Brésil : le troublant départ de la collection Daros

Fin décembre, le centre d’art ouvert en 2013 à Rio n’exposera plus la collection
du milliardaire suisse. Une décision qui suscite l’incompréhension générale.

RIO DE JANEIRO - La scène se passe en mars 2013, à Rio de Janeiro : la salle de presse flambant neuve est comble, dans ce palais néoclassique de Botafogo fraîchement rénové. On inaugure la « Casa Daros » (lire le JdA n°389, 12 avril 2013), qui devrait abriter la plus importante collection d’art contemporain consacrée aux artistes latino-américains. Rio, qui vient d’ouvrir le Musée d’art de Rio, semble portée par un élan sans précédent en arts visuels. Aujourd’hui, la Casa Daros ferme ses portes, à peine deux ans après son ouverture.

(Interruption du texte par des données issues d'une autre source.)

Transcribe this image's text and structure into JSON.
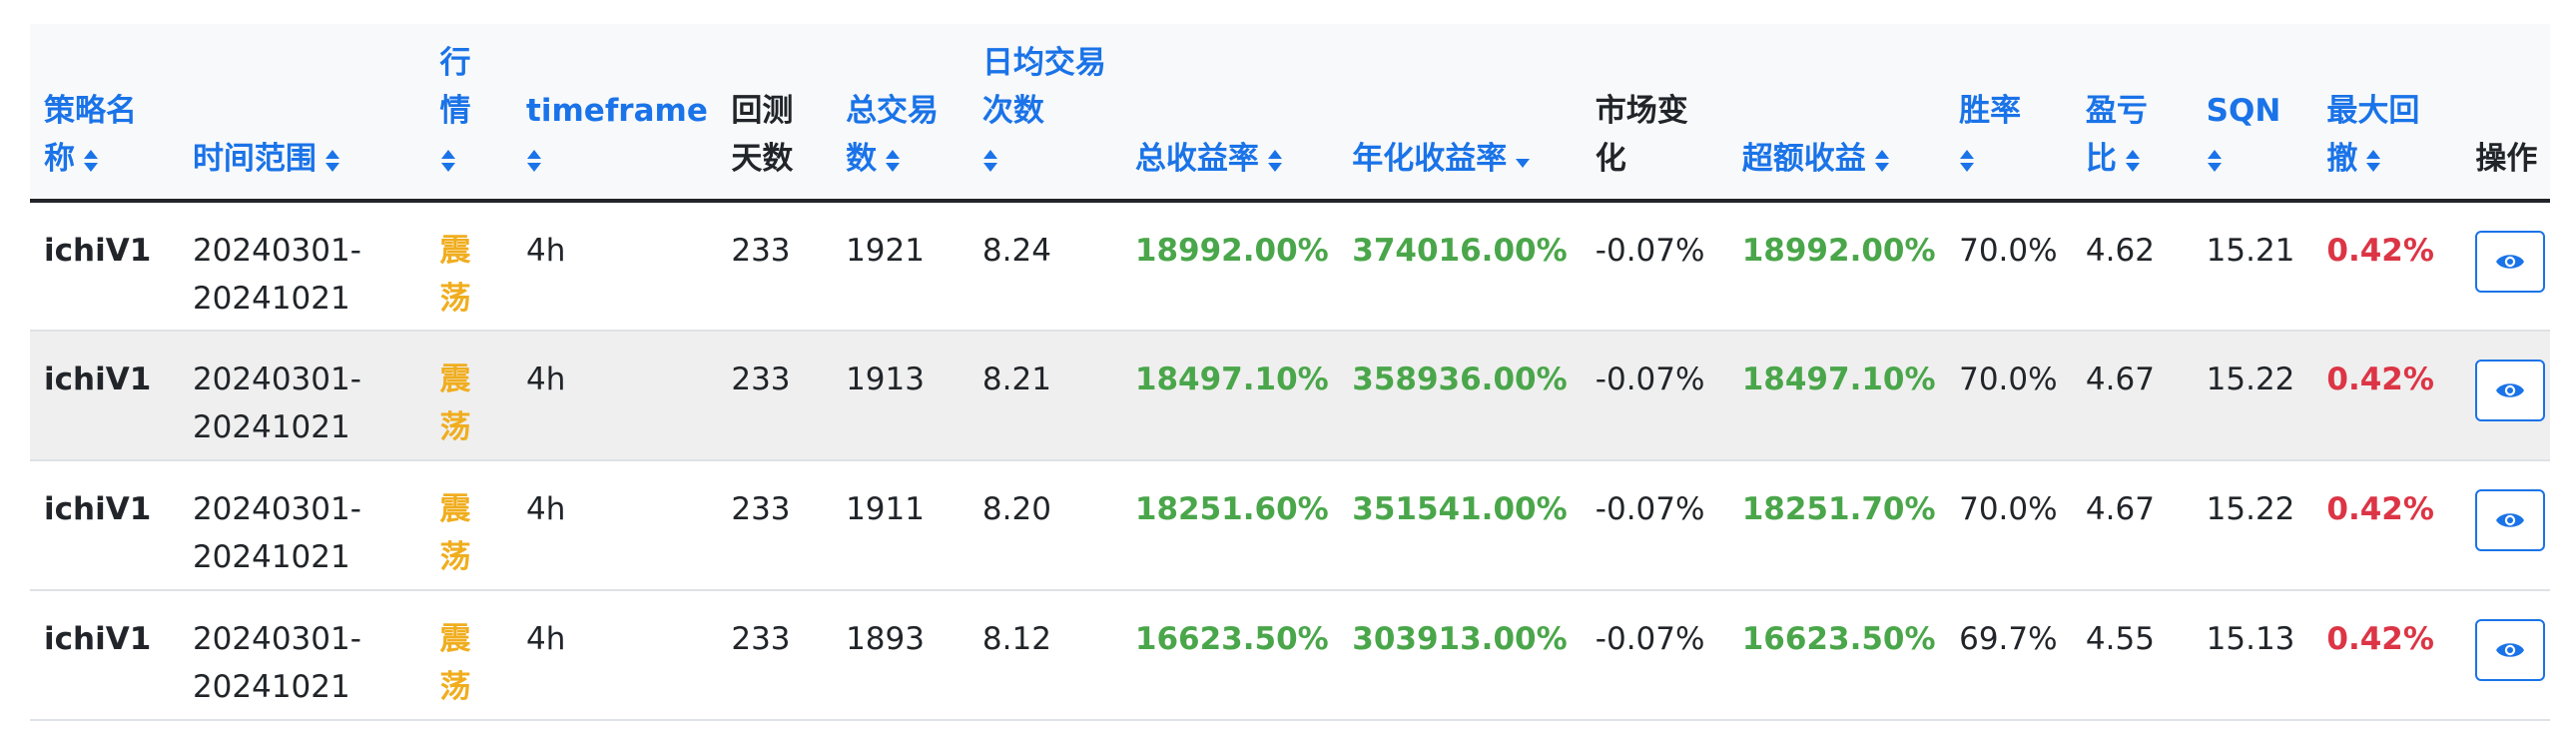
{
  "columns": [
    {
      "key": "strategy",
      "label": "策略名称",
      "sortable": true
    },
    {
      "key": "range",
      "label": "时间范围",
      "sortable": true
    },
    {
      "key": "market",
      "label": "行情",
      "sortable": true
    },
    {
      "key": "timeframe",
      "label": "timeframe",
      "sortable": true
    },
    {
      "key": "days",
      "label": "回测天数",
      "sortable": false
    },
    {
      "key": "trades",
      "label": "总交易数",
      "sortable": true
    },
    {
      "key": "daily",
      "label": "日均交易次数",
      "sortable": true
    },
    {
      "key": "total_return",
      "label": "总收益率",
      "sortable": true
    },
    {
      "key": "annual_return",
      "label": "年化收益率",
      "sortable": true,
      "active": true
    },
    {
      "key": "market_change",
      "label": "市场变化",
      "sortable": false
    },
    {
      "key": "excess",
      "label": "超额收益",
      "sortable": true
    },
    {
      "key": "winrate",
      "label": "胜率",
      "sortable": true
    },
    {
      "key": "pl_ratio",
      "label": "盈亏比",
      "sortable": true
    },
    {
      "key": "sqn",
      "label": "SQN",
      "sortable": true
    },
    {
      "key": "drawdown",
      "label": "最大回撤",
      "sortable": true
    },
    {
      "key": "action",
      "label": "操作",
      "sortable": false
    }
  ],
  "rows": [
    {
      "strategy": "ichiV1",
      "range": "20240301-20241021",
      "market": "震荡",
      "timeframe": "4h",
      "days": "233",
      "trades": "1921",
      "daily": "8.24",
      "total_return": "18992.00%",
      "annual_return": "374016.00%",
      "market_change": "-0.07%",
      "excess": "18992.00%",
      "winrate": "70.0%",
      "pl_ratio": "4.62",
      "sqn": "15.21",
      "drawdown": "0.42%"
    },
    {
      "strategy": "ichiV1",
      "range": "20240301-20241021",
      "market": "震荡",
      "timeframe": "4h",
      "days": "233",
      "trades": "1913",
      "daily": "8.21",
      "total_return": "18497.10%",
      "annual_return": "358936.00%",
      "market_change": "-0.07%",
      "excess": "18497.10%",
      "winrate": "70.0%",
      "pl_ratio": "4.67",
      "sqn": "15.22",
      "drawdown": "0.42%"
    },
    {
      "strategy": "ichiV1",
      "range": "20240301-20241021",
      "market": "震荡",
      "timeframe": "4h",
      "days": "233",
      "trades": "1911",
      "daily": "8.20",
      "total_return": "18251.60%",
      "annual_return": "351541.00%",
      "market_change": "-0.07%",
      "excess": "18251.70%",
      "winrate": "70.0%",
      "pl_ratio": "4.67",
      "sqn": "15.22",
      "drawdown": "0.42%"
    },
    {
      "strategy": "ichiV1",
      "range": "20240301-20241021",
      "market": "震荡",
      "timeframe": "4h",
      "days": "233",
      "trades": "1893",
      "daily": "8.12",
      "total_return": "16623.50%",
      "annual_return": "303913.00%",
      "market_change": "-0.07%",
      "excess": "16623.50%",
      "winrate": "69.7%",
      "pl_ratio": "4.55",
      "sqn": "15.13",
      "drawdown": "0.42%"
    }
  ],
  "icons": {
    "sort": "sort-updown-icon",
    "sort_active": "sort-down-icon",
    "view": "eye-icon"
  },
  "colors": {
    "link": "#1a73e8",
    "positive": "#4aa64a",
    "negative": "#dc3545",
    "market": "#f0ad1e"
  }
}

Retour sur l’histoire de la collection.
Daros Latinamerica se présente comme le pendant sud-américain de la collection Daros, installée à Zürich et constituée sous l’impulsion d’Alexander Schmidheiny, fils d’une grande famille d’industriels suisses. « Daros » est un patronyme inventé par ce proche de l’avant-garde pop américaine, qui décède en 1992 en laissant un important ensemble d’œuvres de Mark Rothko, Jackson Pollock ou encore Cy Twombly. Son frère Stephan, qui en hérite, vient de quitter la présidence de la société Eternit, géant mondial de l’amiante. Il entame dans les années 1990 une reconversion dans le développement durable, qui ne l’empêchera pas d’être le principal prévenu du procès de l’amiante à Turin en 2009. Il avait été condamné à dix-huit ans de prison avant que la Cour de cassation de Rome n’annule le jugement. Parallèlement à ses nouvelles activités, essentiellement en Amérique du Sud, il constitue, sur le modèle de Daros, un fonds tourné vers les artistes latino. Il achète en vingt ans plus de 1 200 œuvres d’artistes parmi les plus cotés du continent. La gestion du fonds est déléguée à son épouse Ruth, et à un « conseil », lesquels cherchent au début des années 2000 un lieu où montrer la collection sur le continent américain, le siège et le fonds demeurant à Zürich. C’est Rio qui est choisi en 2006. Daros Latinamerica s’installe dans un immense bâtiment du XIXe siècle acheté et restauré à grands frais (un coût de 25 millions d’euros sur six ans). Un restaurant et une bibliothèque complètent les 11 000 mètres carrés réhabilités sans le moindre argent public. Dès 2013, la Casa Daros s’impose comme l’institution la plus contemporaine du paysage artistique de Rio.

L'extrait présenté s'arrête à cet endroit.